Just to get back to this most recent headline, there may be no surprise that Laura Ip, who has a record of taking strong positions of issues – positions considered objectionable or controversial to some – might draw strong criticism from those same people.
Yet there is a difference between civil discourse over issues – between people criticizing and challenging the views of Ip or any other individual in public office – and resorting to open or anonymous messages aimed at insulting, harassing and in sometimes even threatening the individual and members of their family.
In the Standard article, Laura Ip, who has roughed it out through waves of harassment before, is quoted saying; “I think the underlying theme to a lot of the abuse is that they want women just to shut up. … We are seeing it with journalists and women politicians – people with a voice.”
A lot of this “abuse” is happening on social media, where cowards often go to harass or threaten others anonymously with such bogus return email addresses and nicknames like “flame thrower” or “exploding with rage” so there is no way to even respond back to them.
But over my last decade or so of trying to continue covering issues of interest and concern in this Niagara region, I have also watched, with disgust, some of our male politicians (and yes, they always are male), belittling both young and older women who serve on council or appear as a delegation at regional and at some of Niagara’s local municipal council meetings.
The attacks so many of these women have faced, whether they be elected councillors, representatives for other public bodies in our region, or simply private citizens appearing before a council to make a point, have so obviously had as their motive, to belittle or demean these women, or as Laura Ip says, have them ‘SHUT UP’.
To his credit (and I would not expect anything less from this good man), I have not seen this kind of disgusting behavior happen or go unchecked under the leadership of the current Niagara Regional Chair Jim Bradley who, in The Standard article, was quoted saying: “It is disheartening that it keeps happening, and I have to condemn the behavior and language of certain members of our community. … There are no circumstances where this type of language is acceptable and it only serves to denigrate a member of our community and denigrate our overall public discourse.”
Hear, Hear to Niagara Regional Chair Jim Bradley.
And I would only add to that the following – that we all work to root out all of those, including some of those still commanding seats on municipal councils across this Niagara – who engage in this kind of harassing behavior, and that we do everything we can to support those women, whether we agree with their views on issues or not, who are targets of this ugly garbage.
NIAGARA AT LARGE Encourages You To Join The Conversation By Sharing Your Views On This Post In The Space Following The Bernie Sanders Quote Below.
Women are not “outspoken” for speaking.
Thank you for speaking out and opening up this discussion.

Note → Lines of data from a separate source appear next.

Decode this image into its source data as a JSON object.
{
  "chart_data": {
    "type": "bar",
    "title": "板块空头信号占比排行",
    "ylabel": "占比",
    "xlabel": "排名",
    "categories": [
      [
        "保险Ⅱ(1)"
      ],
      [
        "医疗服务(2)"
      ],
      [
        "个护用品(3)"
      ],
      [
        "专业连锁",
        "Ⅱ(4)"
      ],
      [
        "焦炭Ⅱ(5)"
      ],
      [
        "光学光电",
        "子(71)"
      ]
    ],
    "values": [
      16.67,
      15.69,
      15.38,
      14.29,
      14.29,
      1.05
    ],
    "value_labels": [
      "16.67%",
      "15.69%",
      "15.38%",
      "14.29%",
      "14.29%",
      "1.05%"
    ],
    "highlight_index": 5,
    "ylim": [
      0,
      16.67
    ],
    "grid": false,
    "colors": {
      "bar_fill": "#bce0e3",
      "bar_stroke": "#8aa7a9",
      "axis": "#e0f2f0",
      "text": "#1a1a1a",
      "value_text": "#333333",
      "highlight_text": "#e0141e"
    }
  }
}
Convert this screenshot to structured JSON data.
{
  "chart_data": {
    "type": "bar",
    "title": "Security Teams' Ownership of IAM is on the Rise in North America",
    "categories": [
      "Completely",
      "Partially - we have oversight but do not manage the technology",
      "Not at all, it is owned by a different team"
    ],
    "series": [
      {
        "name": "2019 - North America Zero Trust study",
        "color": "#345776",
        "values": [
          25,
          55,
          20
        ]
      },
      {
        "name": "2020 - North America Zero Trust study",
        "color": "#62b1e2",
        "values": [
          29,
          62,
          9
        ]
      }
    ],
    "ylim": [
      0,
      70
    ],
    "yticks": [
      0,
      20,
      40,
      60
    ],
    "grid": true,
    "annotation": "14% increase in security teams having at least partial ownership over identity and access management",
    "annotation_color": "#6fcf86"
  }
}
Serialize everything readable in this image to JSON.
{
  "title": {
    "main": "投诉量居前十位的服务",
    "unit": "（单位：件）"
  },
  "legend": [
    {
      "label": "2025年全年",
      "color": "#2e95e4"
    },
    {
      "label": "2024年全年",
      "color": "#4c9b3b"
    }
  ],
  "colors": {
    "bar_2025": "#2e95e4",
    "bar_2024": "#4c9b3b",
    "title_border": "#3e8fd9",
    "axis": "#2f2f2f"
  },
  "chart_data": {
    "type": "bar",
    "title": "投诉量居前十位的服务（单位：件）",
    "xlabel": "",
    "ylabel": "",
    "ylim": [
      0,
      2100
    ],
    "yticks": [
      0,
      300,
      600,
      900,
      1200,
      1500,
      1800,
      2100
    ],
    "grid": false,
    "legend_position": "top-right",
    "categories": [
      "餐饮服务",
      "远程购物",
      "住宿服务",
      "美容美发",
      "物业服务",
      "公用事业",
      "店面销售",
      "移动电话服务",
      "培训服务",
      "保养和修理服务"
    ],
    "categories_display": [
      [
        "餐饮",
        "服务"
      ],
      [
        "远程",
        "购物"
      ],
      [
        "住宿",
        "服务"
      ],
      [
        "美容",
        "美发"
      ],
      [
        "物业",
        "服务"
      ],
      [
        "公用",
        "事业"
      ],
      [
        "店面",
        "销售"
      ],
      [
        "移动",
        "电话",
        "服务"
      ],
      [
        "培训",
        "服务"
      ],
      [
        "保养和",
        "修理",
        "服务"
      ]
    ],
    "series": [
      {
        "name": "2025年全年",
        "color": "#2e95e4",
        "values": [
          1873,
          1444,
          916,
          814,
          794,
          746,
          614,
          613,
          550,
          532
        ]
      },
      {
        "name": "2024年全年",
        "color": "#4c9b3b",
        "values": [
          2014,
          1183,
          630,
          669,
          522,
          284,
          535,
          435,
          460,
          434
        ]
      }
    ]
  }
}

Sadly, the people who would benefit the most from this dialogue have no desire or inclination to change. I personally remain disenfranchised on every level, on a budget, in spite of having two university degrees, an honours in microcomputers and a working knowledge of five languages. If I remain politely complacent in the face of untold abuses, I get to keep the job. If not I’m shown the door. The same thing happens in my neighbourhood…as if my clarity and intelligence are somehow a bad thing. We as a society talk the talk, but we do not walk the walk when it comes to human rights. We should give out tickets for human rights violations as quickly as we do traffic violations.